Du côté de l’opposition, le parti Alternative 2028 se dit profondément déçu par les réponses apportées par le président aux préoccupations soulevées par les journalistes. Dans une déclaration politique particulièrement sévère, cette formation estime que les explications du chef de l’État sur la diplomatie congolaise traduisent une perte d’autonomie stratégique de la RDC au profit des puissances étrangères, notamment des États-Unis d’Amérique.

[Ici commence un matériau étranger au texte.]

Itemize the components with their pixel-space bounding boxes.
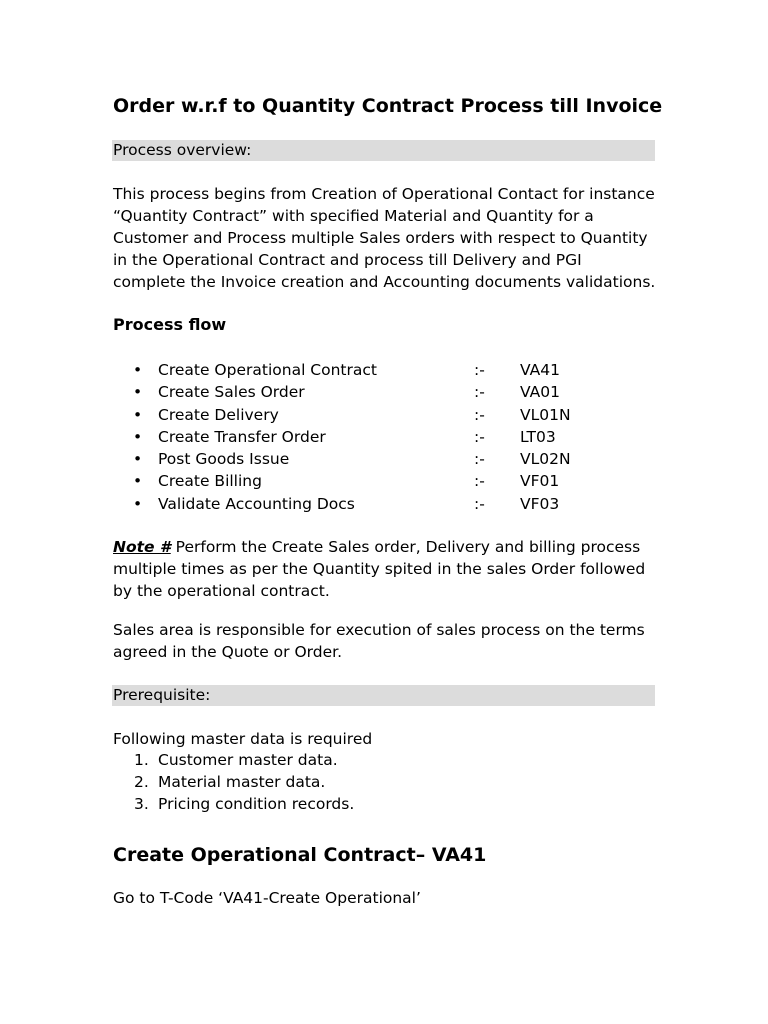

Le parti critique également la gestion des questions sociales et économiques, évoquant notamment les embouteillages persistants, les difficultés du quotidien et l’écart grandissant entre les discours officiels et les réalités vécues par la population. Pour cette formation politique, les ambitions affichées autour de la transformation de la RDC en « Allemagne d’Afrique » relèveraient davantage d’un slogan politique que d’une réalité tangible sur le terrain.
Mais c’est surtout la question constitutionnelle qui cristallise les tensions. L’opposition accuse Félix Tshisekedi d’entretenir volontairement l’ambiguïté autour d’un éventuel troisième mandat. Si le chef de l’État affirme publiquement ne pas en avoir besoin, ses adversaires politiques jugent contradictoire le fait d’évoquer simultanément l’éventualité d’une demande populaire en faveur d’une révision constitutionnelle. Pour Alternative 2028, la Constitution congolaise ne saurait être adaptée aux intérêts d’un camp politique ou d’un individu. Le parti appelle ainsi les Congolais à la vigilance face à ce qu’il considère comme une tentative de remise en cause de l’ordre constitutionnel.
Face à cette offensive politique, plusieurs voix issues de la majorité présidentielle montent également au créneau pour défendre la position du pouvoir. C’est notamment le cas de Jean Thierry Monsenepwo, qui estime que le débat autour du référendum est mal posé par une partie de l’opposition.
Selon lui, le recours au référendum constitue au contraire l’une des expressions les plus directes de la démocratie. Il rejette les accusations de confiscation du pouvoir et soutient que permettre au peuple de se prononcer sur de grandes orientations institutionnelles relève d’un principe démocratique fondamental. Pour Monsenepwo, le véritable danger serait plutôt d’empêcher les citoyens d’exercer pleinement leur souveraineté.
Il rappelle par ailleurs que le président n’a jamais annoncé l’imposition unilatérale d’une nouvelle Constitution, mais a simplement évoqué la possibilité d’une consultation populaire, mécanisme reconnu dans plusieurs démocraties à travers le monde. Il accuse également certains opposants de craindre davantage le verdict populaire que le processus référendaire lui-même.
Dans son argumentaire, Jean Thierry Monsenepwo met en avant plusieurs réalisations attribuées au président depuis 2019, notamment la gratuité de l’enseignement de base, les efforts diplomatiques sur la scène internationale, certains projets d’infrastructures ainsi que les initiatives visant à préserver la souveraineté nationale face à la crise sécuritaire persistante dans l’Est du pays.
Au-delà des divergences politiques, cette séquence illustre surtout la montée des tensions autour de l’avenir institutionnel de la RDC. Entre une opposition qui redoute une dérive constitutionnelle et une majorité qui invoque la souveraineté populaire pour justifier le débat, le pays semble entrer progressivement dans une nouvelle phase de confrontation politique à l’approche des grandes échéances électorales.
Dans ce climat déjà tendu, le débat autour de la Constitution apparaît désormais comme l’un des principaux marqueurs de la bataille politique congolaise, opposant deux visions profondément différentes de la démocratie, du pouvoir et du rapport au peuple.